Saunders-Hastings also questions whether certain arguments I make for limiting philanthropy’s role under suitably ideal conditions actually yield the opposite advice under nonideal conditions. It is true that under generally antidemocratic conditions philanthropy may offer a more realistic prospect of delivering certain aspects of the democratic ideal than governments do. Indeed, I think that democratic requirements can devolve onto private actors when they operate in place of governments—a possibility that I have been exploring further in subsequent work. In the absence of appropriate democratic regulation, powerful philanthropic agents may reasonably respond to legitimacy concerns by incorporating democratic elements into their decision-making, such as providing effective opportunities for those affected by their decisions to enjoy input and oversight. But it is equally important that this inheritance of democratic responsibilities remains self-consciously temporary and does not divert progress toward the primary ideal of a democratic society.

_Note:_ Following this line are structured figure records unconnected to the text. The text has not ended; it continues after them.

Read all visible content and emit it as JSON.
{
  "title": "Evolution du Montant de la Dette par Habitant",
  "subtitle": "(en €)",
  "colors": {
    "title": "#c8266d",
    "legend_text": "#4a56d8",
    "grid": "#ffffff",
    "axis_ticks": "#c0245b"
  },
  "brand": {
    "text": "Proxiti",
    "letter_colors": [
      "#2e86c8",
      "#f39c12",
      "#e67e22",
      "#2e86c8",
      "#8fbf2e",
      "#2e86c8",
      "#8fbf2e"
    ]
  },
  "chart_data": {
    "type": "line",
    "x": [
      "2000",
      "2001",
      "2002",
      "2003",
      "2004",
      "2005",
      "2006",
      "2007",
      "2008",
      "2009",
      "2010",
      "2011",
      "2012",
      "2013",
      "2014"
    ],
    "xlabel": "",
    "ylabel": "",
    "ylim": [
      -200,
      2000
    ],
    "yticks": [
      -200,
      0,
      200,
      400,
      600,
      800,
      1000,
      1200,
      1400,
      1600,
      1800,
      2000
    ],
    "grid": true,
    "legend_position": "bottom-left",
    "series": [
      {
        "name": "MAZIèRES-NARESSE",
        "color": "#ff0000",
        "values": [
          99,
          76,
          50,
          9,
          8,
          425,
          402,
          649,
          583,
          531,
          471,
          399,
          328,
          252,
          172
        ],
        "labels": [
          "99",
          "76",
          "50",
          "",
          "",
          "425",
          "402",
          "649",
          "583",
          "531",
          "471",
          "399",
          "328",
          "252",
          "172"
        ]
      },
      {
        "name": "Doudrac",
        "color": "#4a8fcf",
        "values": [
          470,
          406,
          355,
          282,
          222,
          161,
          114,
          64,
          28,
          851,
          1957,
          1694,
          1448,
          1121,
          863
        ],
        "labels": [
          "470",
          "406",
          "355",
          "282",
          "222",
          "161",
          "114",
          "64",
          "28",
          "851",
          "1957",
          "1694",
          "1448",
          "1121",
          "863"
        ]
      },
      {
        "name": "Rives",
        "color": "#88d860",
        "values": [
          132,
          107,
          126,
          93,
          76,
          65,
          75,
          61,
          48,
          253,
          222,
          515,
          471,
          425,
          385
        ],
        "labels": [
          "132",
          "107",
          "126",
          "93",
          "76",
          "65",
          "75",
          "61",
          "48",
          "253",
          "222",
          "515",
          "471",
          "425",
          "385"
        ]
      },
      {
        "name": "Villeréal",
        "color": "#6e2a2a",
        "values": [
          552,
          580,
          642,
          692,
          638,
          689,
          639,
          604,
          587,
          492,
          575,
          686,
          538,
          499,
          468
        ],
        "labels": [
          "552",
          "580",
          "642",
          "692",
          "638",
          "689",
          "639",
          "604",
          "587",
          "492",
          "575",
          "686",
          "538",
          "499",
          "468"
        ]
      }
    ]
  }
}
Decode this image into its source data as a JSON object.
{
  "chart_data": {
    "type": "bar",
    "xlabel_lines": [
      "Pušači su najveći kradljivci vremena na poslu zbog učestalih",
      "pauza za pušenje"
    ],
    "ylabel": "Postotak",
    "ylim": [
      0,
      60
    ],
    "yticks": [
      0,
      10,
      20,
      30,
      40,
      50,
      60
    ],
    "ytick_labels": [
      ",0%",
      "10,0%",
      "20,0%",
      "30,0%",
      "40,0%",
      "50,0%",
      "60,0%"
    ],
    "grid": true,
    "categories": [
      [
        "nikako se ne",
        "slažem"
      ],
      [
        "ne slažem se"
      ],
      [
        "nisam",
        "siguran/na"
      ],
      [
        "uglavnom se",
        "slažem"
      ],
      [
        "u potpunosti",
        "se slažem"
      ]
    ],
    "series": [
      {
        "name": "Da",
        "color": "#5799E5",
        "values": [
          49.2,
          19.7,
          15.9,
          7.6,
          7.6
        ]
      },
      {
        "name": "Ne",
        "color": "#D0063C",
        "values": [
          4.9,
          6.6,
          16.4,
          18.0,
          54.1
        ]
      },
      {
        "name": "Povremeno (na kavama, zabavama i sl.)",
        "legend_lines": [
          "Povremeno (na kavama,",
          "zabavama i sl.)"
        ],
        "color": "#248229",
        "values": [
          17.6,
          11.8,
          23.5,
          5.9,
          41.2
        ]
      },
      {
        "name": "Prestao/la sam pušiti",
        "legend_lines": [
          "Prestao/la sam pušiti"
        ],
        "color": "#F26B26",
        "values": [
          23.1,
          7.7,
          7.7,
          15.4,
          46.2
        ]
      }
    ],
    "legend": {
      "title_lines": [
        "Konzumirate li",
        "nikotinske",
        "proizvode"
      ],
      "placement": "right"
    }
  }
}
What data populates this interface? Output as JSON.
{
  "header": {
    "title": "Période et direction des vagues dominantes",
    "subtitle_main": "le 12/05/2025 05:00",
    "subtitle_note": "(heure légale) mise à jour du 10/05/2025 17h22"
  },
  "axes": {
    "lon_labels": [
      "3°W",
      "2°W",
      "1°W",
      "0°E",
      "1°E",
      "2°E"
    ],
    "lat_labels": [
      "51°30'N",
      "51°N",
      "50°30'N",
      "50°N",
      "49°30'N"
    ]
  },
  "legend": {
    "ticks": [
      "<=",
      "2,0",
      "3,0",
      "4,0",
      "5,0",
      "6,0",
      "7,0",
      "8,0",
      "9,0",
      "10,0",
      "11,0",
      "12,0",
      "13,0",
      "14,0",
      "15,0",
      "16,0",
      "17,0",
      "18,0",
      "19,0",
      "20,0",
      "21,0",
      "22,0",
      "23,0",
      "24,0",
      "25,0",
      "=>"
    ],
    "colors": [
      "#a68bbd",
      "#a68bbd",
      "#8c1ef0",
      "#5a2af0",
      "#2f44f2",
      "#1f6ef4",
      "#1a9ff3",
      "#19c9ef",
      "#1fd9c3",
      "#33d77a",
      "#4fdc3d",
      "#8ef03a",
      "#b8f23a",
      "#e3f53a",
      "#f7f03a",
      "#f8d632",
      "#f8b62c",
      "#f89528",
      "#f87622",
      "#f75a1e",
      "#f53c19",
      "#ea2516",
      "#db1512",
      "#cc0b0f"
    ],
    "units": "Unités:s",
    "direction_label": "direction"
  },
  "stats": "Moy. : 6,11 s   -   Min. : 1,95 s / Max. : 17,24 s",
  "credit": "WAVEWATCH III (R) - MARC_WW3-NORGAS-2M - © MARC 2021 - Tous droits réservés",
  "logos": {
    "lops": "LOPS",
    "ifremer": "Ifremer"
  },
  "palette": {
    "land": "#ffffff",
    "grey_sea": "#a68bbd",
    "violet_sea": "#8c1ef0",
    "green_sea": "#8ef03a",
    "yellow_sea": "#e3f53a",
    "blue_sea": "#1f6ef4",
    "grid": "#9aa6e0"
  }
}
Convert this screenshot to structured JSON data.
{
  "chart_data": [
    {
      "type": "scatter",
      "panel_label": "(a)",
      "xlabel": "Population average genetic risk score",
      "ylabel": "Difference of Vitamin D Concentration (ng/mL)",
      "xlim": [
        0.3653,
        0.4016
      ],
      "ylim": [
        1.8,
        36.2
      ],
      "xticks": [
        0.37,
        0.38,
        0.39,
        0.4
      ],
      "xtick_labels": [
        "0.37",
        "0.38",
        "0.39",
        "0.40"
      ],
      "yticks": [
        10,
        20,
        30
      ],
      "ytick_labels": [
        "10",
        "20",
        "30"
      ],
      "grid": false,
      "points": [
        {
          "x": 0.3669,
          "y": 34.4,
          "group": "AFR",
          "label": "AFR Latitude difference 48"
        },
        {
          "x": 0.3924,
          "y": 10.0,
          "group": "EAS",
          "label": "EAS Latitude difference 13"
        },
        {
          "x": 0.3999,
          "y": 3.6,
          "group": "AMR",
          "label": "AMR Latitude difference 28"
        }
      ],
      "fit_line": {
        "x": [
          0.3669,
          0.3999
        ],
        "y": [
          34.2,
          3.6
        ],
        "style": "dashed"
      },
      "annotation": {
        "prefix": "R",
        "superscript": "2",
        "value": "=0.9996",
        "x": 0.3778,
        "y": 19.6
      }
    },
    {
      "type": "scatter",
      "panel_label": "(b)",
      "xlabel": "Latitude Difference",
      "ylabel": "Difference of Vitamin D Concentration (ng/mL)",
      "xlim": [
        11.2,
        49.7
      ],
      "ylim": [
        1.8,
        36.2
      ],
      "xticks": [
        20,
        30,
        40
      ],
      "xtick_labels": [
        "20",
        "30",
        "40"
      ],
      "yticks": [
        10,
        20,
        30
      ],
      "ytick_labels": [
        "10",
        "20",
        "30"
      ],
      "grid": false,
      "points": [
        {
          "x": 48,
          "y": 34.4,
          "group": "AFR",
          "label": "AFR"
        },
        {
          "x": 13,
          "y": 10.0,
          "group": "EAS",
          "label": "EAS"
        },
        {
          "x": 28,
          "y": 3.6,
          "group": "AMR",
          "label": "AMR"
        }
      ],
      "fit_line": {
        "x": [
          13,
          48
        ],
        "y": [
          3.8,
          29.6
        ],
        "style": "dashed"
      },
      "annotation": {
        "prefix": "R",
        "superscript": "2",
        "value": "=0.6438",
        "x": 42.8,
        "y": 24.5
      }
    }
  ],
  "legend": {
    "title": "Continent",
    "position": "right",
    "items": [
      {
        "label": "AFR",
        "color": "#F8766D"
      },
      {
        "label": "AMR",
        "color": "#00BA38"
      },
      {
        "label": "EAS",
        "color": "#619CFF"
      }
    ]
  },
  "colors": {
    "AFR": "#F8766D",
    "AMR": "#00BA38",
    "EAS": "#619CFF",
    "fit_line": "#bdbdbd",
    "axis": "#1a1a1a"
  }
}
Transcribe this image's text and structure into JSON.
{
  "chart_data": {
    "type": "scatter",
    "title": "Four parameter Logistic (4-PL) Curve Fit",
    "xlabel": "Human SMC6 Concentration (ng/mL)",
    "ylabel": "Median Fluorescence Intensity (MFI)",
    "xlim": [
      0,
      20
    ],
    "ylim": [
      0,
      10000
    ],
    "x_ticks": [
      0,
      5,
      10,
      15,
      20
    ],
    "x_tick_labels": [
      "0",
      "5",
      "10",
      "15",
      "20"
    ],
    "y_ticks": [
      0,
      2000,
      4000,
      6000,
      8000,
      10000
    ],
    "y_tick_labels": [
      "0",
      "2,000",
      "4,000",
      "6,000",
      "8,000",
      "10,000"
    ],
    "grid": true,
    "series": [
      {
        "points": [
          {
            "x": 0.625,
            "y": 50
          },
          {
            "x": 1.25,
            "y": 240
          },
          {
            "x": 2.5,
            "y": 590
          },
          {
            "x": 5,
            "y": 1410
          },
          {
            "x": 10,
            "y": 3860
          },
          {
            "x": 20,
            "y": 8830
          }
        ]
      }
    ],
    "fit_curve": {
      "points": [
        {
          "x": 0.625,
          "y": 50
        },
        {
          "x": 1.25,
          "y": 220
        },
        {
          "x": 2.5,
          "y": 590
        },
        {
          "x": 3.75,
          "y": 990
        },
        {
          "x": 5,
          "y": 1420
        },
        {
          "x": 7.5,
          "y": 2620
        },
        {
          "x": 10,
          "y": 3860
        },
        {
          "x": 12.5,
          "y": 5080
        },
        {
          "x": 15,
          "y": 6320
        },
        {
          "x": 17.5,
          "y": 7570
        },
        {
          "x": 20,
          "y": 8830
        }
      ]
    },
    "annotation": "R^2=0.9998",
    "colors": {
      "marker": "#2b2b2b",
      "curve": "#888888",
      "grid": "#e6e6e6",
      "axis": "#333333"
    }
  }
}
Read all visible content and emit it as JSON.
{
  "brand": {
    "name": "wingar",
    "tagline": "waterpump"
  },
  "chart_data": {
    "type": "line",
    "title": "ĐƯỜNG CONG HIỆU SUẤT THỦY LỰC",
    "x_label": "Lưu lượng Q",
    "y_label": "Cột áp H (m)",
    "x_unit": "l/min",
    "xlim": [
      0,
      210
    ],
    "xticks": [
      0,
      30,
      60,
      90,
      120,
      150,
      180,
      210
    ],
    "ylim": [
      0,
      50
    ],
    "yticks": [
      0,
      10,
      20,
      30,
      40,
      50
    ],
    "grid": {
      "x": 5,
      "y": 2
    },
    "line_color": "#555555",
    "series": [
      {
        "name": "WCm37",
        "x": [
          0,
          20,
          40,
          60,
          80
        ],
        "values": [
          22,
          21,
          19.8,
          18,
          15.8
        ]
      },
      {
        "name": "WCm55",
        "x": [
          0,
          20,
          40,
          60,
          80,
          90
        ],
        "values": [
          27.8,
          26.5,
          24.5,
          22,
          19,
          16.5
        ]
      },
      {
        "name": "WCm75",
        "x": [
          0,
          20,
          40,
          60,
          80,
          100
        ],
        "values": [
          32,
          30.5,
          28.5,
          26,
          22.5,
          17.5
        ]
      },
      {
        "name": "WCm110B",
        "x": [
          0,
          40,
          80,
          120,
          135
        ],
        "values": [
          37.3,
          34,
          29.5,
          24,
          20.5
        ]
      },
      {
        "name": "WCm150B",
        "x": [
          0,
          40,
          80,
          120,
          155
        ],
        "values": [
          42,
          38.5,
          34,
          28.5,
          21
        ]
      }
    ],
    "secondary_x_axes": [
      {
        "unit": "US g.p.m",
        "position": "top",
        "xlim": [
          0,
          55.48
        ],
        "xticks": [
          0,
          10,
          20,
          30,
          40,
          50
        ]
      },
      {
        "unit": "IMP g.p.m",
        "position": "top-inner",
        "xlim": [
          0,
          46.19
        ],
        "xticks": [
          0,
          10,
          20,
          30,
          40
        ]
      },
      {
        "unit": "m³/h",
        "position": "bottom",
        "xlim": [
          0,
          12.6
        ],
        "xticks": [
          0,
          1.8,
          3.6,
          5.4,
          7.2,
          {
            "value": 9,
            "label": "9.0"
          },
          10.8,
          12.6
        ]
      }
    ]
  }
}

Saunders-Hastings questions whether the democratic division of labor that I defend can succeed without specifying a more substantive theory of justice than I do. I agree that we would need a more fully worked out theory of the decent social minimum (which I consider an essentially collective democratic responsibility) to make the book’s arguments operationalizable. And I would not favor marking off entire sectors (such as health or education) as philanthropic red zones, precisely for the reasons that Saunders-Hastings notes. Instead, my arguments favor a more contextual approach that assesses individual health or educational services against their relationship to basic rights. Though I do explicitly allow for the possibility of exceptions to the ideal division of labor, it is hard to specify the precise conditions of these exceptions in the abstract. What my book does offer is general principles for guiding debates about these difficult questions—and several others.

I am deeply grateful to Emma Saunders-Hastings for her incisive yet charitable critique.